If your emergency fund is running out and you need to access money quickly, taking a personal loan or a 401(k) loan could be an option. These two types of loans are easy to apply for and have a short loan processing time. However, there are certain features that set them apart.

The choice between a personal loan and a 401(k) loan depends on your situation. A 401(k) loan is a better choice since you are borrowing from yourself at 0% net interest. There are no lenders, and you can get a loan with bad credit. On the other hand, if you are borrowing a small amount of money and you want to preserve your retirement savings, you can opt for a personal loan. However, you will need a good credit score to qualify for a decent interest rate.

What is a 401(k)?

A 401(k) is a retirement savings plan that employees use to build their retirement nest egg. When you open a 401(k) account, you can set up payroll deductions so that the employer can deduct your contributions every pay period. Some employers may also offer a company match, where the employer makes contributions to your 401(k) in addition to the amount you contribute.

Should you borrow from a 401(k)?

Taking a 401(k) loan may be an attractive option since you are borrowing from yourself. We can help you unlock your old 401(k) and qualify for a 401(k) loan even if you have an average or poor credit. You can borrow half of your account balance up to $50,000. You will be required to make loan payments at 0% net interest.

401(k) loan pros

Quick approval

401(k) loans do not involve credit checks, and this reduces the loan processing time. As long as the employer allows 401(k) loans and you have sufficient balance, you can get approved quickly. A personal loan often takes longer since the lender has to review your credit history and your income to know if you qualify to get a loan.

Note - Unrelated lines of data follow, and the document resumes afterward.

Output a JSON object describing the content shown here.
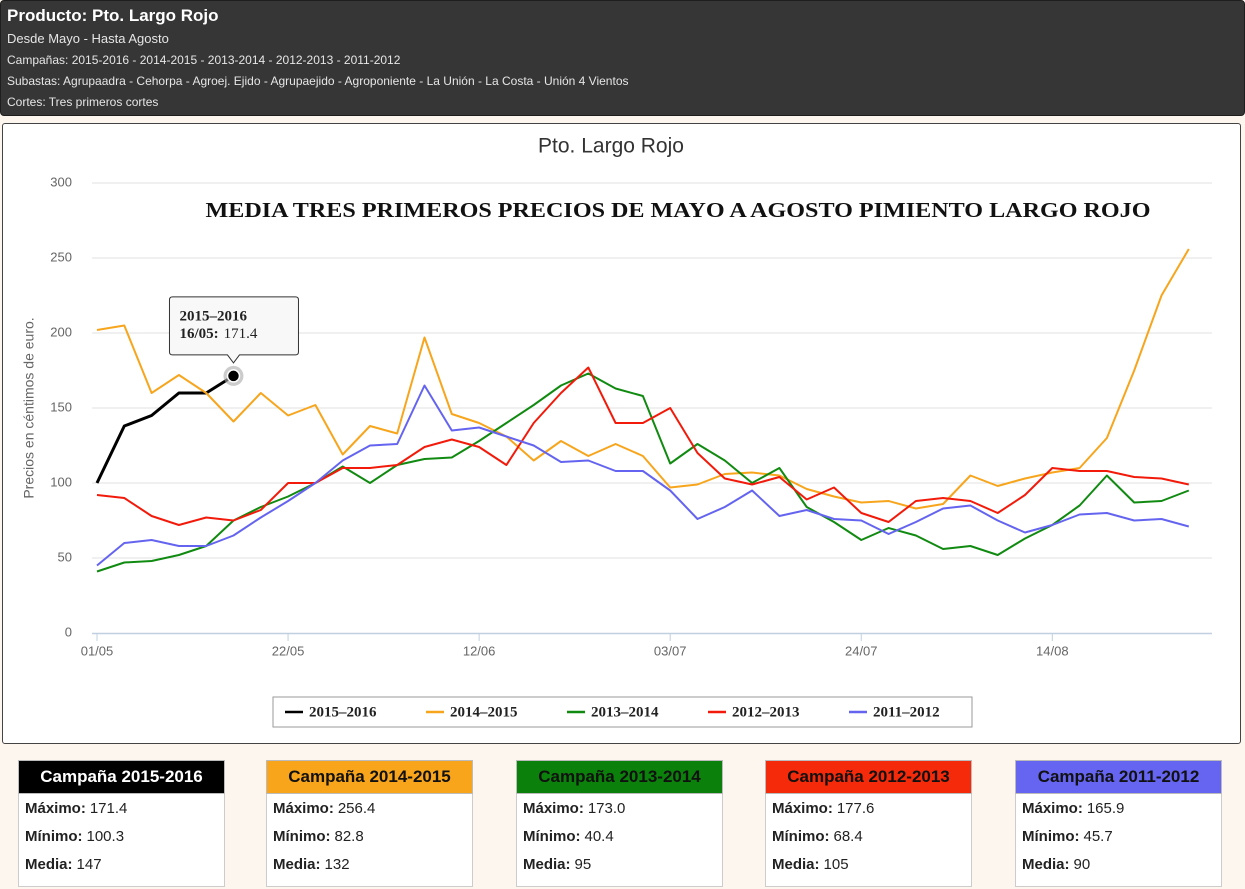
{
  "header": {
    "title": "Producto: Pto. Largo Rojo",
    "lines": [
      "Desde Mayo - Hasta Agosto",
      "Campañas: 2015-2016 - 2014-2015 - 2013-2014 - 2012-2013 - 2011-2012",
      "Subastas: Agrupaadra - Cehorpa - Agroej. Ejido - Agrupaejido - Agroponiente - La Unión - La Costa - Unión 4 Vientos",
      "Cortes: Tres primeros cortes"
    ]
  },
  "chart_data": {
    "type": "line",
    "title": "Pto. Largo Rojo",
    "subtitle": "MEDIA TRES PRIMEROS PRECIOS DE MAYO A AGOSTO PIMIENTO LARGO ROJO",
    "ylabel": "Precios en céntimos de euro.",
    "x": [
      "01/05",
      "04/05",
      "07/05",
      "10/05",
      "13/05",
      "16/05",
      "19/05",
      "22/05",
      "25/05",
      "28/05",
      "31/05",
      "03/06",
      "06/06",
      "09/06",
      "12/06",
      "15/06",
      "18/06",
      "21/06",
      "24/06",
      "27/06",
      "30/06",
      "03/07",
      "06/07",
      "09/07",
      "12/07",
      "15/07",
      "18/07",
      "21/07",
      "24/07",
      "27/07",
      "30/07",
      "02/08",
      "05/08",
      "08/08",
      "11/08",
      "14/08",
      "17/08",
      "20/08",
      "23/08",
      "26/08",
      "29/08"
    ],
    "xlim": [
      "01/05",
      "31/08"
    ],
    "xticks": [
      "01/05",
      "22/05",
      "12/06",
      "03/07",
      "24/07",
      "14/08"
    ],
    "ylim": [
      0,
      300
    ],
    "yticks": [
      0,
      50,
      100,
      150,
      200,
      250,
      300
    ],
    "grid": true,
    "series": [
      {
        "name": "2015–2016",
        "color": "#000000",
        "values": [
          100,
          138,
          145,
          160,
          160,
          171.4,
          null,
          null,
          null,
          null,
          null,
          null,
          null,
          null,
          null,
          null,
          null,
          null,
          null,
          null,
          null,
          null,
          null,
          null,
          null,
          null,
          null,
          null,
          null,
          null,
          null,
          null,
          null,
          null,
          null,
          null,
          null,
          null,
          null,
          null,
          null
        ]
      },
      {
        "name": "2014–2015",
        "color": "#f7a51c",
        "values": [
          202,
          205,
          160,
          172,
          160,
          141,
          160,
          145,
          152,
          119,
          138,
          133,
          197,
          146,
          140,
          131,
          115,
          128,
          118,
          126,
          118,
          97,
          99,
          106,
          107,
          105,
          96,
          91,
          87,
          88,
          83,
          86,
          105,
          98,
          103,
          107,
          110,
          130,
          175,
          225,
          256
        ]
      },
      {
        "name": "2013–2014",
        "color": "#108a10",
        "values": [
          41,
          47,
          48,
          52,
          58,
          75,
          84,
          91,
          100,
          111,
          100,
          112,
          116,
          117,
          128,
          140,
          152,
          165,
          173,
          163,
          158,
          113,
          126,
          115,
          100,
          110,
          84,
          74,
          62,
          70,
          65,
          56,
          58,
          52,
          63,
          72,
          85,
          105,
          87,
          88,
          95
        ]
      },
      {
        "name": "2012–2013",
        "color": "#f21a0a",
        "values": [
          92,
          90,
          78,
          72,
          77,
          75,
          82,
          100,
          100,
          110,
          110,
          112,
          124,
          129,
          124,
          112,
          140,
          160,
          177,
          140,
          140,
          150,
          120,
          103,
          99,
          104,
          89,
          97,
          80,
          74,
          88,
          90,
          88,
          80,
          92,
          110,
          108,
          108,
          104,
          103,
          99
        ]
      },
      {
        "name": "2011–2012",
        "color": "#6464f0",
        "values": [
          45,
          60,
          62,
          58,
          58,
          65,
          77,
          88,
          100,
          115,
          125,
          126,
          165,
          135,
          137,
          131,
          125,
          114,
          115,
          108,
          108,
          95,
          76,
          84,
          95,
          78,
          82,
          76,
          75,
          66,
          74,
          83,
          85,
          75,
          67,
          72,
          79,
          80,
          75,
          76,
          71
        ]
      }
    ],
    "tooltip": {
      "series": "2015–2016",
      "label": "16/05:",
      "value": 171.4
    }
  },
  "cards": [
    {
      "title": "Campaña 2015-2016",
      "color": "#000000",
      "text_color": "#ffffff",
      "stats": [
        {
          "label": "Máximo:",
          "value": "171.4"
        },
        {
          "label": "Mínimo:",
          "value": "100.3"
        },
        {
          "label": "Media:",
          "value": "147"
        }
      ]
    },
    {
      "title": "Campaña 2014-2015",
      "color": "#f9a51b",
      "text_color": "#111111",
      "stats": [
        {
          "label": "Máximo:",
          "value": "256.4"
        },
        {
          "label": "Mínimo:",
          "value": "82.8"
        },
        {
          "label": "Media:",
          "value": "132"
        }
      ]
    },
    {
      "title": "Campaña 2013-2014",
      "color": "#0b800b",
      "text_color": "#111111",
      "stats": [
        {
          "label": "Máximo:",
          "value": "173.0"
        },
        {
          "label": "Mínimo:",
          "value": "40.4"
        },
        {
          "label": "Media:",
          "value": "95"
        }
      ]
    },
    {
      "title": "Campaña 2012-2013",
      "color": "#f52a0a",
      "text_color": "#111111",
      "stats": [
        {
          "label": "Máximo:",
          "value": "177.6"
        },
        {
          "label": "Mínimo:",
          "value": "68.4"
        },
        {
          "label": "Media:",
          "value": "105"
        }
      ]
    },
    {
      "title": "Campaña 2011-2012",
      "color": "#6565f2",
      "text_color": "#111111",
      "stats": [
        {
          "label": "Máximo:",
          "value": "165.9"
        },
        {
          "label": "Mínimo:",
          "value": "45.7"
        },
        {
          "label": "Media:",
          "value": "90"
        }
      ]
    }
  ]
}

Interest goes back to yourself

Unlike a personal loan where the interest is paid to the lender, the interest you pay on a 401(k) loan goes to your retirement account balance. This means you will be returning your retirement money to the 401(k) to continue compounding.

401(k) loan Cons

Risk of tax and penalty

If you are unable to pay the outstanding balance on your 401(k) loan, the unpaid loan will be considered to be in default. You will owe income tax on the balance and a potential penalty.

Loan limit

A 401(k) limits the amount you can borrow to 50% of your account balance up to $50,000. If your balance is below $20,000, you can only borrow up to $10,000. However, some lenders allow borrowers to take a personal loan of up to $100,000.

What is a personal loan?

A personal loan is sometimes known as a consumer loan, and it refers to the amount borrowed from a financial institution for personal use such as to pay for home renovations, take a vacation or consolidate debt. You can get a personal loan from a bank or online lenders.

Person loan pros


You can take an unsecured personal loan, and you won’t be required to pledge any collateral for the loan. If you default on the loan, the lender cannot seize your assets to pay off the loan.

Fixed interest rate

Personal loans typically have fixed interest rates, so your monthly loan payments will remain the same for the life of the loan.

Personal Loan Cons

The loan could be rejected

If you don’t meet the minimum credit score requirement, your loan could be rejected. Lenders are in business to make money, and they could reject your loan application if you present a high risk of default.

High interest rate

As an unsecured loan, a personal  loan could have a high interest since you are not required to provide collateral. Also, an average credit score could attract a high interest rate to compensate for the high risk of default. 

Personal loan vs. 401(k) loan

Should you borrow a personal loan or a 401 loan? Unfortunately, every person's situation is different, and each type of loan could be a better option depending on their situation.

A 401(k) loan would make sense if you feel secure in your job, and you don’t plan to leave the employer anytime soon. A 401(k) loan has a lower interest rate than a personal loan, and the interest you pay goes to your retirement account. If your credit score is not good enough to get a personal loan with a decent interest rate, a 401(k) can be a good alternative. With a Beagle 401(k) loan, you can borrow up to the IRS limit at zero interest without worrying that you will be fired. 

On the other hand, a personal loan could be your best bet if you want to preserve your retirement savings. With a good credit score and a stable income, you can  negotiate the interest rate on the personal loan. You will be required to make loan payment payments to the lender every pay period.